The data in the database is pretty small.
Also this problem occurs not as soon as you insert. This happens after some time (more than 6 hours)

感谢。

[从这里复制我的答案,因为它是相同的环境/问题: amazon ec2 - Cassandra由于TTL过期而超时。]

[Copying my answer from here because it's the same environment/problem: amazon ec2 - Cassandra Timing out because of TTL expiration.]

您遇到的问题是墓碑数(删除的值)

You're running into a problem where the number of tombstones (deleted values) is passing a threshold, and then timing out.
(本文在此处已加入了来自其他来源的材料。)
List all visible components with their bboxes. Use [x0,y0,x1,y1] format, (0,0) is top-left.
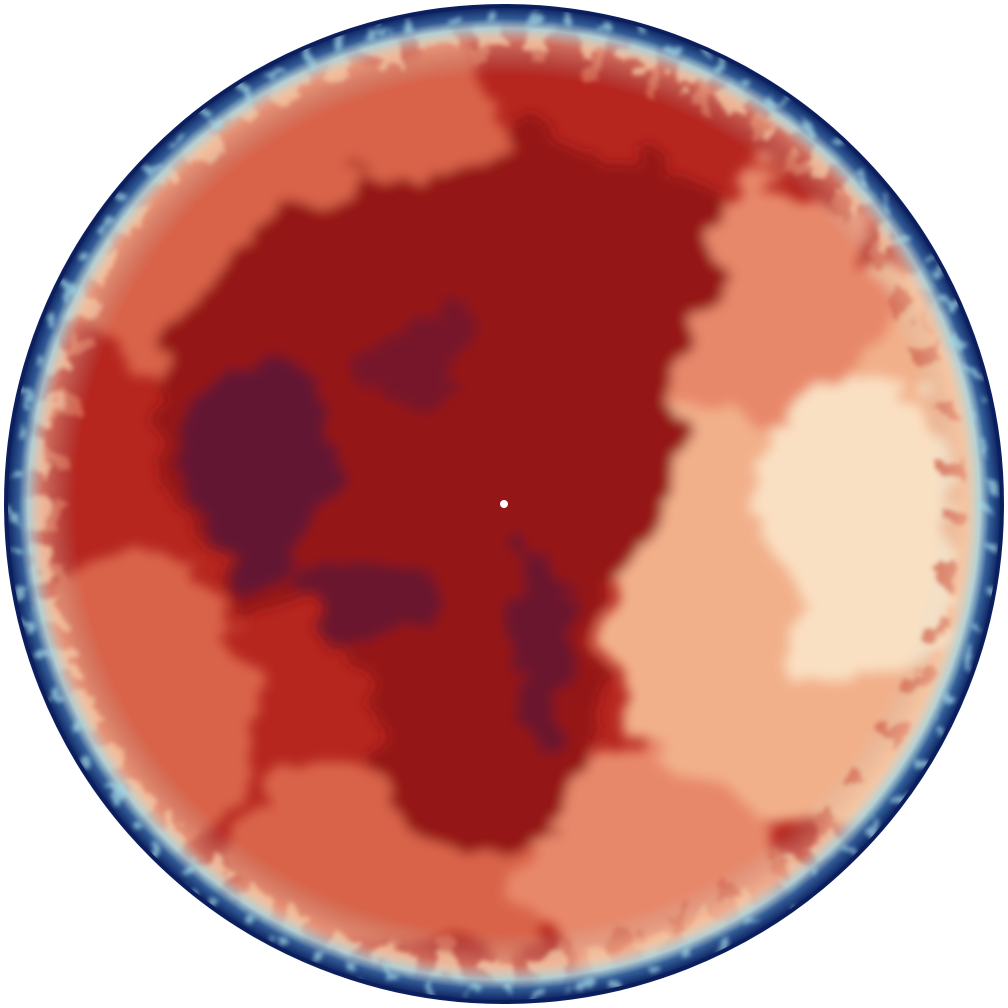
disc-boundary [4,4,1004,1004]
center-marker [500,500,508,508]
如果您打开跟踪,然后尝试使用select语句,您可以看到这一点,例如:

You can see this if you turn on tracing and then try your select statement, for example:

cqlsh> tracing on;
cqlsh> select count(*) from test.simple;

 activity                                                                        | timestamp    | source       | source_elapsed
---------------------------------------------------------------------------------+--------------+--------------+----------------
...snip...
 Scanned over 100000 tombstones; query aborted (see tombstone_failure_threshold) | 23:36:59,324 |  172.31.0.85 |         123932
                                                    Scanned 1 rows and matched 1 | 23:36:59,325 |  172.31.0.85 |         124575
                           Timed out; received 0 of 1 responses for range 2 of 4 | 23:37:09,200 | 172.31.13.33 |       10002216

对于Cassandra,你可能会遇到一个反模式,短时间被删除之前。有一些选项可以更好地处理此问题,包括如果需要重新访问您的数据模型。以下是一些资源:

You're kind of running into an anti-pattern for Cassandra where data is stored for just a short time before being deleted. There are a few options for handling this better, including revisiting your data model if needed. Here are some resources:

  • The cassandra.yaml configuration file - See section on tombstone settings
  • Cassandra anti-patterns: Queues and queue-like datasets
  • About deletes

对于您的示例问题,我尝试将 gc_grace_seconds 设置降低到300 。这使得墓碑被清理比默认的10天更频繁,但是可能或不适合根据您的应用程序。阅读删除的影响,你可以根据需要为你的应用程序进行调整。

For your sample problem, I tried lowering the gc_grace_seconds setting to 300 (5 minutes). That causes the tombstones to be cleaned up more frequently than the default 10 days, but that may or not be appropriate based on your application. Read up on the implications of deletes and you can adjust as needed for your application.